Bafta TV awards: only the famous, murdered or kidnapped need apply

Sheridan Smith in Cilla.
Sheridan Smith has been nominated for her role in ITV’s Cilla. Photograph: McPix Ltd/REX

The best advice to anyone hoping to inspire a TV drama is to become famous or suffer kidnap or murder.

Of the 28 Bafta nominations in the drama, performance and production categories, all but one have gone to crime stories or biopics. Even the exception, Our World War, is based on the real-life stories of men killing each other in the trenches.

Some contenders even achieve the double of biography and a link with homicide. Jason Watkins, a long underrated character actor, is nominated for leading actor for his impressively unsentimental depiction of Christopher Jefferies, the Bristol landlord falsely accused of murdering his tenant, Joanna Yeates. Leading actress nominee Georgina Campbell’s character in Murdered by My Boyfriend was closely modelled on a fatality from domestic violence.

The Bafta jurors cannot be accused of always honouring solemnity. Two of the real-life stories up for awards are inspiring and heartwarming – Sheridan Smith’s visually and musically pitch-perfect Cilla Black for ITV’s Cilla, and Toby Jones’s embodiment of Neil Baldwin, who overcame serious learning difficulties to become a significant figure in academia, football and Anglicanism, in BBC2’s Marvellous.

But what the academy risks overlooking is comic or uplifting fictional characters who do not kill each other. For example, there is nothing for Sally Wainwright’s late-love comedy Last Tango in Halifax, with judges seemingly preferring the writer’s other more morbid Sarah Lancashire drama, Happy Valley.

Admittedly, last year’s schedules were exceptionally rich in high-class thrillers, with the result that even some of those failed to make the cut.

Gillian Anderson’s Belfast cop show The Fall seems to have suffered – rightly, in my view – for controversy over alleged misogyny. It’s sadder, though, to see so little recognition for Hugo Blick’s The Honourable Woman, a conspiracy thriller based around the Arab-Israeli conflict.

Last summer, I was convinced that Maggie Gyllenhaal’s lead performance would create an unenviable head-to-head-scratcher for jurors required to separate her from Lancashire in Happy Valley and Keeley Hawes in Jed Mercurio’s searing police procedural Line of Duty. Yet Gyllenhaal has not even made the shortlist.

With the next government due to renegotiate the BBC charter and licence fee, it looks embarrassing that the corporation has nothing at all shortlisted in specialist factual, a genre seen as defining public service broadcasting.

That wound will sting even more because Sir David Attenborough, one of the BBC’s greatest broadcasters, gets a nod in that section for Conquest of the Skies 3D, made for Sky.

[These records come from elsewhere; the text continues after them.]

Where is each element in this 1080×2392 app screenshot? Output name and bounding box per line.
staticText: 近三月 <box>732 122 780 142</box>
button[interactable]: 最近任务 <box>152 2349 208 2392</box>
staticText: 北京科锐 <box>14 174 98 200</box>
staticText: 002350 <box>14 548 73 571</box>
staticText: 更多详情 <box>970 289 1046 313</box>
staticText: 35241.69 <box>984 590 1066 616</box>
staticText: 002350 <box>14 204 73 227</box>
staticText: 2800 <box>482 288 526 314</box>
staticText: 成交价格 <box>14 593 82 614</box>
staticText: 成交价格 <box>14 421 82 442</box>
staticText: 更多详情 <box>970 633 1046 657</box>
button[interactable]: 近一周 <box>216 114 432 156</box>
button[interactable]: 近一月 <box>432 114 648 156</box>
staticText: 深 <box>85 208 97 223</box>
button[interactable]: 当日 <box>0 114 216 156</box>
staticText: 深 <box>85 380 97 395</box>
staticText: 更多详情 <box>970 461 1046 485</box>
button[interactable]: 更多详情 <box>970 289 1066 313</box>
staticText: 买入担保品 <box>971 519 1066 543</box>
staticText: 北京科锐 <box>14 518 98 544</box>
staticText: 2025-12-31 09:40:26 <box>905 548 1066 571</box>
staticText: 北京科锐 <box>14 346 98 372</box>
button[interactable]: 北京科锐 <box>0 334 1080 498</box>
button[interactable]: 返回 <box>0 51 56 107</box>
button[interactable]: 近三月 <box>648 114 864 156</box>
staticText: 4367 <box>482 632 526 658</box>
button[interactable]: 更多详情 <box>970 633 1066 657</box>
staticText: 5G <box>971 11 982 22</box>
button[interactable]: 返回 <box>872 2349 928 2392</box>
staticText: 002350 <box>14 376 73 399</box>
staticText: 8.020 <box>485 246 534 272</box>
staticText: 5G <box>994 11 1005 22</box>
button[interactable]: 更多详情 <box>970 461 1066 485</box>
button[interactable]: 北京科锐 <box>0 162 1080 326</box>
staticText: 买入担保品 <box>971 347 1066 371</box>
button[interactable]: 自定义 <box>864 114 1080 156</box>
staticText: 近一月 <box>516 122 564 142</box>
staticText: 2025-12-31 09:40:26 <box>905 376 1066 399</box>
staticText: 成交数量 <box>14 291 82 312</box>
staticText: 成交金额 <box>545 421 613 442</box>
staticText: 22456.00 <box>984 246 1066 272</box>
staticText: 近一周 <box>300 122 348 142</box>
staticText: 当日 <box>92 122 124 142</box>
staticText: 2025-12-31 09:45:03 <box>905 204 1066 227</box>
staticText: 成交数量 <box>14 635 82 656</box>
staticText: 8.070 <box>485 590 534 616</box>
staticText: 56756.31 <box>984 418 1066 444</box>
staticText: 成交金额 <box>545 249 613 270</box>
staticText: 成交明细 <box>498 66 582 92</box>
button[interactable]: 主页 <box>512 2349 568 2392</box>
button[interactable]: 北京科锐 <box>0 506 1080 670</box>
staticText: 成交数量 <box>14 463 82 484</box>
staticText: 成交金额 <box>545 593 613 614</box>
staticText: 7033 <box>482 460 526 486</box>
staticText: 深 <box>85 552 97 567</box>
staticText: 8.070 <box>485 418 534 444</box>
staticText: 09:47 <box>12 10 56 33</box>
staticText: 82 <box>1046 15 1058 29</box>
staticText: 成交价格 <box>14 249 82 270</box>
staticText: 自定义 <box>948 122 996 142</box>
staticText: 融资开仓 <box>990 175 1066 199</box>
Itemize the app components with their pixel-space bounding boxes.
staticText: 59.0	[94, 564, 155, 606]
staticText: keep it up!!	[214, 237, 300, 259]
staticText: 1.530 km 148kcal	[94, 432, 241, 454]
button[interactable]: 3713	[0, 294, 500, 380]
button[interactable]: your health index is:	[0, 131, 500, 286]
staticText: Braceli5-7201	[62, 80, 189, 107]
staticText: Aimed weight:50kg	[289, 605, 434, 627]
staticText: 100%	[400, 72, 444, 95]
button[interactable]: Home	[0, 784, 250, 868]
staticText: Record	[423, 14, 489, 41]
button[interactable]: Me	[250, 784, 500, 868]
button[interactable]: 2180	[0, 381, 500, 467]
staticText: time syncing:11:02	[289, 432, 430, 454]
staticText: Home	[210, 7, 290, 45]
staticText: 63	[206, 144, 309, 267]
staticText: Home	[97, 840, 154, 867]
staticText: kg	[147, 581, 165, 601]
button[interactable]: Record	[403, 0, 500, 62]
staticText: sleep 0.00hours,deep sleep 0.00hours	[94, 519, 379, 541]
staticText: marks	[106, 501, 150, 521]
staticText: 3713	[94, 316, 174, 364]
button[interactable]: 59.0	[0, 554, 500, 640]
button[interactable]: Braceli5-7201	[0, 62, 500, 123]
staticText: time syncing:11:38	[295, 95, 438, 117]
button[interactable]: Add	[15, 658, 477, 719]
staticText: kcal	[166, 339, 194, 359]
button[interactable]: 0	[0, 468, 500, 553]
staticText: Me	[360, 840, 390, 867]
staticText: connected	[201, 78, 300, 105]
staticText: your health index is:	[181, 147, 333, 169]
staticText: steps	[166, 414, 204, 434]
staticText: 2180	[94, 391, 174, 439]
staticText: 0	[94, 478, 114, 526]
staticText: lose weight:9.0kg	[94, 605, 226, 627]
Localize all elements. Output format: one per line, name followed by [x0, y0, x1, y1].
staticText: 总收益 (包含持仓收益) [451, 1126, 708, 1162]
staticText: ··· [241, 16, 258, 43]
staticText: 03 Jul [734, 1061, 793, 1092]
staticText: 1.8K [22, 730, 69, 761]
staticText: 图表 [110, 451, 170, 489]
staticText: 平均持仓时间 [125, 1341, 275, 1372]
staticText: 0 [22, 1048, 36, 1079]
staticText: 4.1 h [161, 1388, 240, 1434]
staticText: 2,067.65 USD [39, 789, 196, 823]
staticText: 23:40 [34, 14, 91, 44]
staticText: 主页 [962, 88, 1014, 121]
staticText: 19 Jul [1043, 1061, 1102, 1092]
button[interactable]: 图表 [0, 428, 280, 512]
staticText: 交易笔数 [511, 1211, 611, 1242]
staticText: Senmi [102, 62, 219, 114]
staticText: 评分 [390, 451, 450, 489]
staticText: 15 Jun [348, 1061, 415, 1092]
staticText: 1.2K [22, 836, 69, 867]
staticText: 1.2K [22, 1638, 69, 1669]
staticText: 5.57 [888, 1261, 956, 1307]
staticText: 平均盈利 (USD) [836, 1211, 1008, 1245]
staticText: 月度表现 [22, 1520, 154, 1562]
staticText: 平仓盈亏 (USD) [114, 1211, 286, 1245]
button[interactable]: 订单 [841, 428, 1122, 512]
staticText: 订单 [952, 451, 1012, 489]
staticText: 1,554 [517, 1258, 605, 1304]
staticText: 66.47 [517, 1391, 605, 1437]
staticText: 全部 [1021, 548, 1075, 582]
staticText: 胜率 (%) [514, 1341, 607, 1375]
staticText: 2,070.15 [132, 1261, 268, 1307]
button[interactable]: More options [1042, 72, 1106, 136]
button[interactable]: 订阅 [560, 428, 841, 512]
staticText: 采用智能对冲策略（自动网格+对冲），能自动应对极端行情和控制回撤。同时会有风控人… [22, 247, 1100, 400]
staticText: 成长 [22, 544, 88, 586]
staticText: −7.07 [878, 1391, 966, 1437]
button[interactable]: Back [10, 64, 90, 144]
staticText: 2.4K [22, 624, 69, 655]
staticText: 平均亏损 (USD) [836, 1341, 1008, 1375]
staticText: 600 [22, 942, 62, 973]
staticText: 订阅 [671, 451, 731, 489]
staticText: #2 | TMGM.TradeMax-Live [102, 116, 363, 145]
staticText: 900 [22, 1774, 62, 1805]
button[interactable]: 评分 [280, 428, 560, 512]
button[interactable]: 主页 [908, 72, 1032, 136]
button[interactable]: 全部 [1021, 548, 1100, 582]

Despite all the speeches from the BBC director general, Tony Hall, about prioritising arts coverage, Channel 4 provides both contenders from that genre, including Grayson Perry’s superb portrait series Who Are You?

Some consolation is that the BBC’s much-admired Wolf Hall falls into the 2016 Baftas and can be expected to figure heavily then, when, as a period piece, it should at least provide some variety among the current dominance of crime and biographical stories.

Although, on reflection, Henry VIII – a famous Briton who was a serial killer of women – can be considered the ideal Bafta-friendly character.